Andrews says he's become a regular churchgoer and calmed down from a "debacle" on the way to work this week by stopping to think about what Jesus would do.

"I'm starting to find out who I am," Andrews said. "I'm being the person that God wants me to be. Beforehand, I was trying to be somebody I thought people like and wanted me to be. Now, I'm living for God and myself and my family."

A shot at playing in the Super Bowl wouldn't be bad, either.

Eagles coach Andy Reid called Andrews's improvement "phenomenal" and didn't rule out a return if they advanced deep into the postseason.

"We need a lineman, he's a pretty good one," Reid said. "If he gets clearance to play and feels like he can, I want to keep that door open."

The 26-year-old Andrews joked his body felt "like a noodle right now," and he wasn't sure how much he could help even if he was cleared.

"Yeah, I think I'm a pretty all right player. I think I can contribute, but if I'm not in shape, then what good am I?" he said.

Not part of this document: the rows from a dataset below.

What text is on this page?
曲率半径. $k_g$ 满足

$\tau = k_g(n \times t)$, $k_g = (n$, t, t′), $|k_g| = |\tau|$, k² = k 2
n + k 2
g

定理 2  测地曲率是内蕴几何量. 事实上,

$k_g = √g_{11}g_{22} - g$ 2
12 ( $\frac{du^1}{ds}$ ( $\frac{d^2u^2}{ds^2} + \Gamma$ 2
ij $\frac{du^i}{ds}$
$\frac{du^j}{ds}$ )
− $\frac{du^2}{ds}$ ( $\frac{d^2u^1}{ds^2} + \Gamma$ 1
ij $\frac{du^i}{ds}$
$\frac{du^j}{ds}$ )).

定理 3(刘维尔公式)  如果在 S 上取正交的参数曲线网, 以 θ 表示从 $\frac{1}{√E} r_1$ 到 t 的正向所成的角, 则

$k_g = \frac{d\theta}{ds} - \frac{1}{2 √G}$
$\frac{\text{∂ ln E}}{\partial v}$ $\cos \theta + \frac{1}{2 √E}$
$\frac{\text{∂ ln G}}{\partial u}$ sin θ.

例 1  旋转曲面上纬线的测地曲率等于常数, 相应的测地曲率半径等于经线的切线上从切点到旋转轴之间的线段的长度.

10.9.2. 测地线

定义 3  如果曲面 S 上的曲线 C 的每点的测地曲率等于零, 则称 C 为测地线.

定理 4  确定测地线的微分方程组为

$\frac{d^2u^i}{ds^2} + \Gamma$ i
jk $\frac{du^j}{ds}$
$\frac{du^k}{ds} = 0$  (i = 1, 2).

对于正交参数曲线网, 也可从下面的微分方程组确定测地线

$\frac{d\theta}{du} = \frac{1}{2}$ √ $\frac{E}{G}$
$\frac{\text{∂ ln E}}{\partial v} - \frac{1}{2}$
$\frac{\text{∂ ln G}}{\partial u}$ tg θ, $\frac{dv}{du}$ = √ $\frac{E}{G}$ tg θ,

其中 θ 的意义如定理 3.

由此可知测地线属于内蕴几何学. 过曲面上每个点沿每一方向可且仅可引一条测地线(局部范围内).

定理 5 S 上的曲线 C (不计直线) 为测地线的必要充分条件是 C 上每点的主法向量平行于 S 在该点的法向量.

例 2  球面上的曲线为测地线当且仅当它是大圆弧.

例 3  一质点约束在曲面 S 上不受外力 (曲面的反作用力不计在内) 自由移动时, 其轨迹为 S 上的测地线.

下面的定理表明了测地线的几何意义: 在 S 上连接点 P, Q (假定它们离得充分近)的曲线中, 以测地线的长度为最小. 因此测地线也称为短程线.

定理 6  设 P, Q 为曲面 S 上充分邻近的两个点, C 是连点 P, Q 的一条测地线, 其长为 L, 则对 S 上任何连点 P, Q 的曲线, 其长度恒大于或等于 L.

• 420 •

Max Jean-Gilles took over at right guard until a broken ankle ended his season. Nick Cole, who signed as a rookie free agent in 2006, has started the last five games and will be at his spot on Sunday.

Andrews has tried to stay out of their way, leaving tips and advice to position coach Juan Castillo. But Andrews also would like to try and reach out in a different way: helping other NFL players fighting with the taboo topic of depression.

He said he's been in contact with players outside the Eagles and wants to help if he can.

"I don't know what their reason for reaching out was, maybe for support or maybe to let me know they're going through something similar," he said. "I'd love to help people. It's fun to help people any way I can. I'm very selfless and have a great deal of humility."